The court found that the tenants’ conduct weighed against equitable intervention because
they were not without fault and had not taken reasonable steps to address their breach of
the lease. Id. at ¶ 27-29.
{¶ 34} As the trial court found in this case, Hicks had a substantial interest in
maintaining her public housing and could be homeless if evicted. Contrasting the tenant in
Gorsuch Homes, Hicks was not presented with an estimate for repairs. Instead, Hicks
received two completed work orders, both of which she refused to sign. There was no
suggestion, as in Gorsuch Homes, that anyone but Hicks was responsible for the charges
on the work orders.
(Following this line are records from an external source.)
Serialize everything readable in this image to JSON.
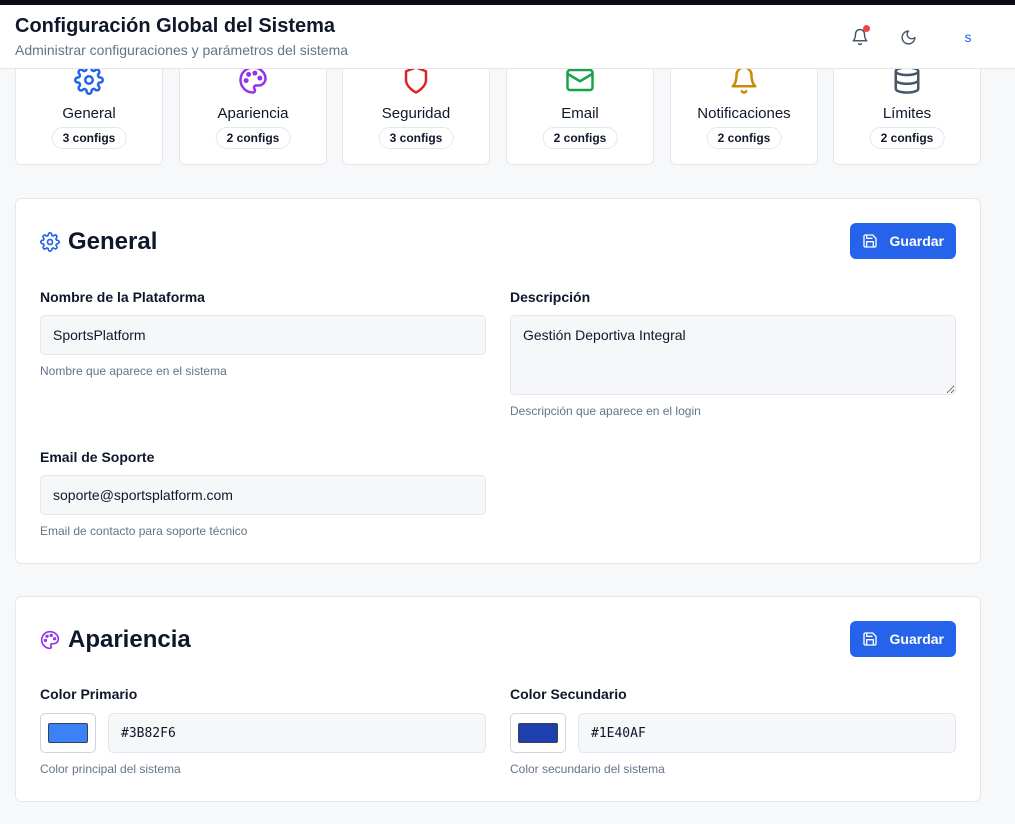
{
  "header": {
    "title": "Configuración Global del Sistema",
    "subtitle": "Administrar configuraciones y parámetros del sistema",
    "avatar_initial": "S",
    "notification_dot_color": "#ef4444"
  },
  "categories": [
    {
      "icon": "gear-icon",
      "label": "General",
      "badge": "3 configs",
      "color": "#2563eb"
    },
    {
      "icon": "palette-icon",
      "label": "Apariencia",
      "badge": "2 configs",
      "color": "#9333ea"
    },
    {
      "icon": "shield-icon",
      "label": "Seguridad",
      "badge": "3 configs",
      "color": "#dc2626"
    },
    {
      "icon": "mail-icon",
      "label": "Email",
      "badge": "2 configs",
      "color": "#16a34a"
    },
    {
      "icon": "bell-icon",
      "label": "Notificaciones",
      "badge": "2 configs",
      "color": "#ca8a04"
    },
    {
      "icon": "database-icon",
      "label": "Límites",
      "badge": "2 configs",
      "color": "#475569"
    }
  ],
  "general": {
    "title": "General",
    "save_label": "Guardar",
    "platform_name": {
      "label": "Nombre de la Plataforma",
      "value": "SportsPlatform",
      "help": "Nombre que aparece en el sistema"
    },
    "description": {
      "label": "Descripción",
      "value": "Gestión Deportiva Integral",
      "help": "Descripción que aparece en el login"
    },
    "support_email": {
      "label": "Email de Soporte",
      "value": "soporte@sportsplatform.com",
      "help": "Email de contacto para soporte técnico"
    }
  },
  "appearance": {
    "title": "Apariencia",
    "save_label": "Guardar",
    "primary_color": {
      "label": "Color Primario",
      "value": "#3B82F6",
      "help": "Color principal del sistema"
    },
    "secondary_color": {
      "label": "Color Secundario",
      "value": "#1E40AF",
      "help": "Color secundario del sistema"
    }
  },
  "colors": {
    "accent": "#2563eb",
    "primary_swatch": "#3B82F6",
    "secondary_swatch": "#1E40AF"
  }
}
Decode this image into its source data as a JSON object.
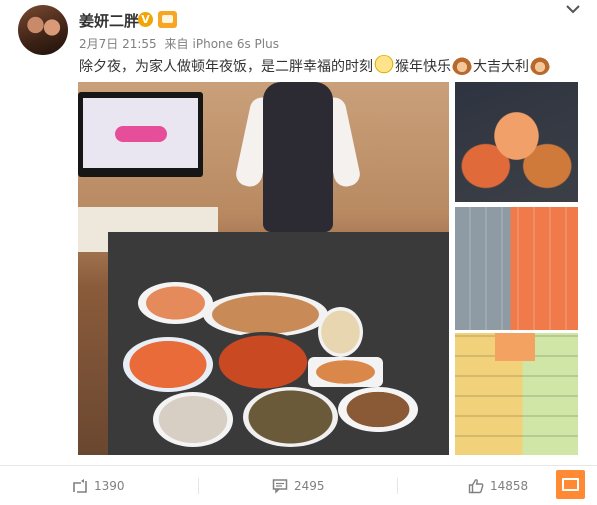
{
  "post": {
    "author": {
      "name": "姜妍二胖",
      "verified_badge": "V"
    },
    "meta": {
      "date": "2月7日 21:55",
      "source_prefix": "来自",
      "source": "iPhone 6s Plus"
    },
    "text": {
      "part1": "除夕夜，为家人做顿年夜饭，是二胖幸福的时刻",
      "part2": "猴年快乐",
      "part3": "大吉大利"
    },
    "emojis": [
      "smile-sad-emoji",
      "monkey-emoji",
      "monkey-emoji"
    ],
    "images": [
      "dinner-table-photo",
      "seafood-platter-photo",
      "shrimp-tray-photo",
      "dumplings-tray-photo"
    ],
    "tv_logo_text": ""
  },
  "actions": {
    "repost_count": "1390",
    "comment_count": "2495",
    "like_count": "14858"
  },
  "colors": {
    "accent_orange": "#ff8a33",
    "badge_yellow": "#f0a500",
    "muted_text": "#808080"
  }
}
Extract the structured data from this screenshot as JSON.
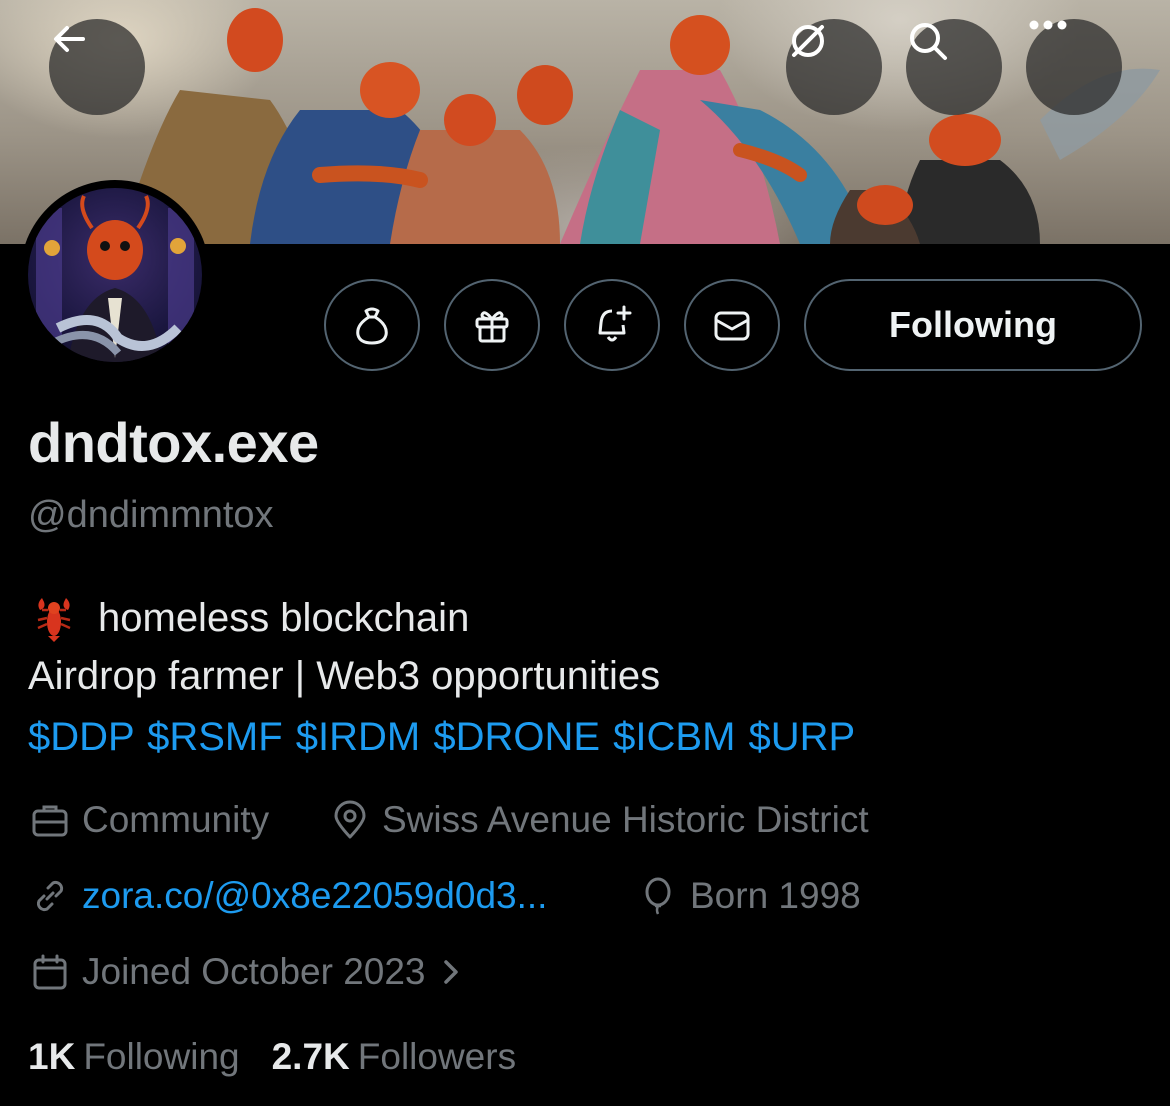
{
  "profile": {
    "display_name": "dndtox.exe",
    "handle": "@dndimmntox",
    "bio_line1": "homeless blockchain",
    "bio_line1_emoji": "lobster",
    "bio_line2": "Airdrop farmer | Web3 opportunities",
    "bio_line3": "$DDP $RSMF $IRDM $DRONE $ICBM $URP",
    "category": "Community",
    "location": "Swiss Avenue Historic District",
    "website": "zora.co/@0x8e22059d0d3...",
    "birth": "Born 1998",
    "joined": "Joined October 2023",
    "following_count": "1K",
    "following_label": "Following",
    "followers_count": "2.7K",
    "followers_label": "Followers"
  },
  "actions": {
    "follow_button_label": "Following",
    "icons": [
      "back-arrow-icon",
      "grok-icon",
      "search-icon",
      "more-icon",
      "money-bag-icon",
      "gift-icon",
      "bell-plus-icon",
      "message-icon"
    ]
  },
  "colors": {
    "background": "#000000",
    "text_primary": "#e7e9ea",
    "text_secondary": "#71767b",
    "link": "#1d9bf0",
    "border": "#536471"
  }
}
Hicks’s response to the charges also contrasts Gorsuch Homes.
Unlike Hicks, the Gorsuch Homes tenant immediately disputed the charges and repeatedly
attempted to resolve them over a period of months by offering to make payments right away,
meeting with the apartment complex’s property manager, requesting meetings with the
apartment company’s regional manager, and finally offering to pay in installments. Hicks
made no such effort until after the complaint for eviction was filed. Nor did Hicks promptly
12 claim and so inform GDPM that her failure to pay was due to circumstances beyond her
control. Hicks did not communicate with GDPM and did not attempt to tender payment until
after the notice of eviction had expired. Most significantly, the amount due to GDPM is
irrelevant. Hicks’s willful and ongoing material breach of the lease is dispositive. Put
differently, Hicks’s conduct weighed against equitable intervention. She was not without
fault and did not take steps to address the material breach of her lease. Accordingly, the
trial court did not abuse its discretion in determining that Hicks’s behavior was willful and
that she was not entitled to equitable relief.
{¶ 35} Even assuming that Hicks had properly raised an assignment of error claiming
that the trial court abused its discretion in adopting the magistrate’s decision, her implied
assignment of error is overruled.
Conclusion
{¶ 36} Based on the foregoing, the judgment of the trial court is affirmed.
.............
EPLEY, P.J., and HANSEMAN, J., concur.